Last year, Lamborn was less guarded about his motivations in writing the bill. He seized on the controversy over NPR’s firing of Juan Williams to rally conservatives who believe public broadcasting is liberal and biased. Lamborn appeared on the FOX network several times to make his case.
“You may have heard about the recent firing of NPR News Analyst Juan Williams and the $1.8 million donation by liberal activist George Soros to hire 100 NPR reporters,” Lamborn wrote to supporters at the time. “These two actions make it clear that public broadcasting is a friend and protector of liberal issues and political correctness, at the expense of free speech and balanced news reporting.”
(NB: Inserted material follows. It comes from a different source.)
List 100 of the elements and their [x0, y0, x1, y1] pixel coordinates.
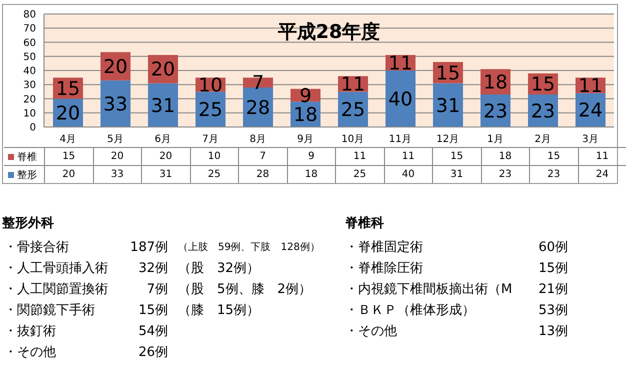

Last week, top NPR fundraiser Ron Schiller resigned after conservative politics dirty trickster James O’Keefe released a hidden-camera video of Schiller making disparaging remarks about the Republican Party and the Tea Party. Like past O’Keefe product, the video was dubiously edited for effect. FOX News host Glenn Beck and others compared the video against raw footage and found it fundamentally altered and misleading.
The irony in the fact that conservative lawmakers like Lamborn are leaning on discredited overtly political media work produced by O’Keefe to bolster their claims that NPR is biased has thinned their case at all but the most conservative news outlets and in the right blogosphere. O’Keefe has been warned repeatedly by judges that his wiretapping activities have been illegal. He plead guilty to breaking into Democratic Louisiana Sen. Mary Landrieu’s office last year to produce one of his hit-videos. His videos on ACORN, which conservative lawmakers seized upon to defund the low-income housing and voter registration organization, have been discredited. Judges ruled in cases across the states that ACORN did nothing illegal.
NPR fans and most Democrats in Congress support NPR tax-payer funding, calling the organization a valuable resource in the increasingly polarized and corporate media news environment.
The Wall Street Journal reports that Lamborn’s legislation “prohibits NPR and its local affiliates from using federal dollars to produce programming or purchase content from other member stations. Affiliate stations could only use taxpayer money for administrative costs, under the bill.” None of that cuts into federal spending.
NPR received $430 million in federal funding this year. Its stations receive roughly 10 percent of funding from tax dollars. Donations fund the rest of the NPR budget and those are hard to come by in large rural parts of the country.